Se per Rcs, la società editrice del Corriere della Sera e della Gazzetta dello Sport, il concordato in bonis è un’ipotesi peregrina, l’assemblea straordinaria che a fine maggio dovrà dare il disco verde all’aumento di capitale per evitare di portare i libri in tribunale sarà di sicuro una guerra senza quartiere. Secondo quanto risulta a Linkiesta, le diplomazie di alcuni soci delusi sarebbero al lavoro per capire se ci siano i margini per un contrario in blocco all’aumento di capitale deliberato dal consiglio d’amministrazione dieci giorni fa. In attesa della riunione del board prevista per domenica, che dovrà approvare i conti relativi al primo trimestre e definire gli ultimi dettagli dell’operazione di rifinanziamento, fervono le manovre per aggregare voti, consenso e magari raggranellare azioni sul mercato per contare di più, almeno a giudicare dall’andamento del titolo negli ultimi giorni.
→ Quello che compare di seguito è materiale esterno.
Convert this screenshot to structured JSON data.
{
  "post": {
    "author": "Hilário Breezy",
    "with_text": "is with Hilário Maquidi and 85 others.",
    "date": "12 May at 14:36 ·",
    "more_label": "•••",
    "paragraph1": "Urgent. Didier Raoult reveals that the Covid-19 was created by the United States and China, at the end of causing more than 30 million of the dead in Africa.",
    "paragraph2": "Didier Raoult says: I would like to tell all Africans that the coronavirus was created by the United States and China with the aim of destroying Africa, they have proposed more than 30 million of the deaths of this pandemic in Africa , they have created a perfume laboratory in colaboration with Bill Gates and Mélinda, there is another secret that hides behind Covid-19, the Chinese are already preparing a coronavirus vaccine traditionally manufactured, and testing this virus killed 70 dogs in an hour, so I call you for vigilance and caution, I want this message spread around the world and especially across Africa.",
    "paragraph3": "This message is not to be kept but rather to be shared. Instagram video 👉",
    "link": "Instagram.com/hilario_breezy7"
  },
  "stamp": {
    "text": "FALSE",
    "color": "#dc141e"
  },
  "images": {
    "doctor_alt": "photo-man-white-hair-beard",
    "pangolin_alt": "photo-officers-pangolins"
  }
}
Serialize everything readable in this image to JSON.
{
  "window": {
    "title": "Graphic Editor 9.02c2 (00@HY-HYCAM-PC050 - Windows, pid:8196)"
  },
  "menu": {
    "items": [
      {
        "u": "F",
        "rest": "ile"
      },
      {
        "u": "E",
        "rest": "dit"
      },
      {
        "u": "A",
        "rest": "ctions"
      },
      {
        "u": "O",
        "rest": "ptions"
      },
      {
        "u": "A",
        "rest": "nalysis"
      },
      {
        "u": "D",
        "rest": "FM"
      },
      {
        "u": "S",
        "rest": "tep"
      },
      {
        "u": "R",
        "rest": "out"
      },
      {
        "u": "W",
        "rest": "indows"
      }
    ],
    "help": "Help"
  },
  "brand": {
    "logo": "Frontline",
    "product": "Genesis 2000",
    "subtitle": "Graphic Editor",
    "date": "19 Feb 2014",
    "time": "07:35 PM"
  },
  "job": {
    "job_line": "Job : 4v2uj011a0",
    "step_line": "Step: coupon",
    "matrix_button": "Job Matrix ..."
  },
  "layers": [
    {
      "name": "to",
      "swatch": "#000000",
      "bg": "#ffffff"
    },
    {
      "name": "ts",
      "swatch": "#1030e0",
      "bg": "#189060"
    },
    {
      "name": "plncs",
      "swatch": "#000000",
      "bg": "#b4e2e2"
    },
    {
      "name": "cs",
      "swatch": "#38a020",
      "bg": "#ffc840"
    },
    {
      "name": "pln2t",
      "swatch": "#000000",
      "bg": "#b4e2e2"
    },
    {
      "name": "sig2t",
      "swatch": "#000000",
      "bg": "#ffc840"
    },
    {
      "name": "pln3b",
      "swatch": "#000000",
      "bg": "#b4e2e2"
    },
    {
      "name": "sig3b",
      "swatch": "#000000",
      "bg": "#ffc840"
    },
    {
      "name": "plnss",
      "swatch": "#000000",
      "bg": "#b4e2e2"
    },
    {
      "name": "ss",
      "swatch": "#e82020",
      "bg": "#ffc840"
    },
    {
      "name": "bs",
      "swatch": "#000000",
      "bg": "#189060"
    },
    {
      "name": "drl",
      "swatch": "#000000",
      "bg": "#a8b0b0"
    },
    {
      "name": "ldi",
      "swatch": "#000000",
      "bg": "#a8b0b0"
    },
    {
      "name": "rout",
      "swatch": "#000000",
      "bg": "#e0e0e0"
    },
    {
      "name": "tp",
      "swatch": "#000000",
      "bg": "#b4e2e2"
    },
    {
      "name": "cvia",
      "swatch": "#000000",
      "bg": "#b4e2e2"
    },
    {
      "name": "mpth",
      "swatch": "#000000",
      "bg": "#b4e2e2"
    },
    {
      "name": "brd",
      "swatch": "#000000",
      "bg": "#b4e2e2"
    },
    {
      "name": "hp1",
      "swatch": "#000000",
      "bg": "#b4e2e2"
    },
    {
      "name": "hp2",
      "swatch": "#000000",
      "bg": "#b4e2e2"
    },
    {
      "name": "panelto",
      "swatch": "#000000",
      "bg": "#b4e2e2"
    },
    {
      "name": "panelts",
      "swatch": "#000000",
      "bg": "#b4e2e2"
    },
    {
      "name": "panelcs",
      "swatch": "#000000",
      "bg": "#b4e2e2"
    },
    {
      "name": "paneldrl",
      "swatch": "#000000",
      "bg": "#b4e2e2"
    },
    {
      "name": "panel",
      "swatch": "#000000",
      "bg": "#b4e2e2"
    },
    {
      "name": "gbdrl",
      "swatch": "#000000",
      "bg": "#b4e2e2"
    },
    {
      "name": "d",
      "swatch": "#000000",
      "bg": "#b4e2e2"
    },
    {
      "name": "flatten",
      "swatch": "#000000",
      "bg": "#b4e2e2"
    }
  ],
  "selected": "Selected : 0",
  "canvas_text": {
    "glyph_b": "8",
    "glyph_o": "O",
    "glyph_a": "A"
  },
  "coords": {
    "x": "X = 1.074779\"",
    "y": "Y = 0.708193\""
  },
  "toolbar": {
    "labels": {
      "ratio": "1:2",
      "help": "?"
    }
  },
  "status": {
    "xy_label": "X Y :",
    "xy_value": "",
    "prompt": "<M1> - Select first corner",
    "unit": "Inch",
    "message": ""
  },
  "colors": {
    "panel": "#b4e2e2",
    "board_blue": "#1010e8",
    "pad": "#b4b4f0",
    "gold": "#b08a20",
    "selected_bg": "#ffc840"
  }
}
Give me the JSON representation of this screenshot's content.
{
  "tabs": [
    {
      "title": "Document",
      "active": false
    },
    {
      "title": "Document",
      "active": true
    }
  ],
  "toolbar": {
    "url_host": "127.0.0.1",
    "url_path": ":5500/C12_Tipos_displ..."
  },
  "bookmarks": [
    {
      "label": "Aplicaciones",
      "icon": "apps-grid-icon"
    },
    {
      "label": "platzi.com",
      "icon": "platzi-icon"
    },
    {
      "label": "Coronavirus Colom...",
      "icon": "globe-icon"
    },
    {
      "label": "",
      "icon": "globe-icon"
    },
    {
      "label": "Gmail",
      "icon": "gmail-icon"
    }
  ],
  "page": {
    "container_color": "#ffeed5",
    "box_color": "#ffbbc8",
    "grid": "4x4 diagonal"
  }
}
L’impresa è a dir poco ardua. Per bloccare l’aumento di capitale da 400 milioni, di cui la metà non sarà impiegata a servizio dello sviluppo ma per ripagare parte del rifinanziamento da 575 milioni da parte di un pool di banche che include Intesa, Unicredit e Bpm, serve il voto contrario dei due terzi del capitale presente. Ovvero il 50-60% del capitale, considerando una partecipazione tra l’80 e il 90 per cento all’assise. Il patto parasociale aggrega il 58% del capitale, ma nello statuto non sono previste indicazioni di voto esplicite per l’assemblea. Certo, solitamente la falange è compatta.
Tuttavia, con l’uscita di Merloni e le incertezze dei Pesenti, gli equilibri non sono così netti. Né Giuseppe Rotelli, primo azionista non sindacato al 16,5%, né Italmobiliare, titolare del 7,4%, hanno ancora sciolto la riserva sulle loro intenzioni. Una decisione che va ponderata non poco: se, come pare, il prezzo sarà di 10-20 centesimi per azione, il primo passerebbe dal 16,5 al 4% circa, mentre al secondo rimarrebbe una quota risibile della società. Viceversa, rimanere saldi in sella equivale a sborsare rispettivamente 70 e 30 milioni di euro circa. Se Rotelli, Della Valle, i Pesenti, i Merloni e i Benetton votassero no, si arriverebbe al 40% del capitale. Per giocarsela, tutto sta nel convincere gli altri azionisti, o nell’arrrotondare sul mercato le proprie quote.
All’interno del patto di sindacato, invece, l’elenco degli aderenti senza se e senza ma comprende Fiat, Intesa Sanpaolo, Mediobanca, Mittel, Edison, Pirelli, Unipol-Fonsai, Eridano Finanziaria (Gruppo Bertazzoni), ovvero il 43% del capitale sociale. Le Generali, titolari del 3,7%, non parteciperanno all’aumento, ma un’astensione appare difficile così come un voto non in linea con Mediobanca, loro principale azionista e socio al 13% di Rcs.
Si vedrà. Dal punto di vista finanziario, il 91% dell’aumento di capitale sarebbe garantito dal consorzio composto da Banca Imi, Centrobanca, Bnp-Paribas, Mediobanca e Banca Akros, che si sono impegnati a dare garanzie per 166 milioni. Per quanto riguarda invece l’inoptato all’interno del patto, che deve essere offerto in prelazione agli altri soci, il numero uno di Intesa Sanpaolo, Enrico Cucchiani, ha usato prudenza – «vedremo quali saranno le regole che andranno a configurarsi nei prossimi giorni», ha detto ieri – nonostante nelle scorse settimane, assieme alla Fiat, la banca pare abbia assicurato le quote mancanti per arrivare alla soglia del 50 per cento.
Diluizione, adesione parziale, barricate. Le tre opzioni degli azionisti del Corrieresono queste. A meno di clamorose sorprese per le quali si sta lavorando alacremente, che non è detto portino gli esiti sperati. E dire che lanciare un’Opa costerebbe meno di 300 milioni di euro.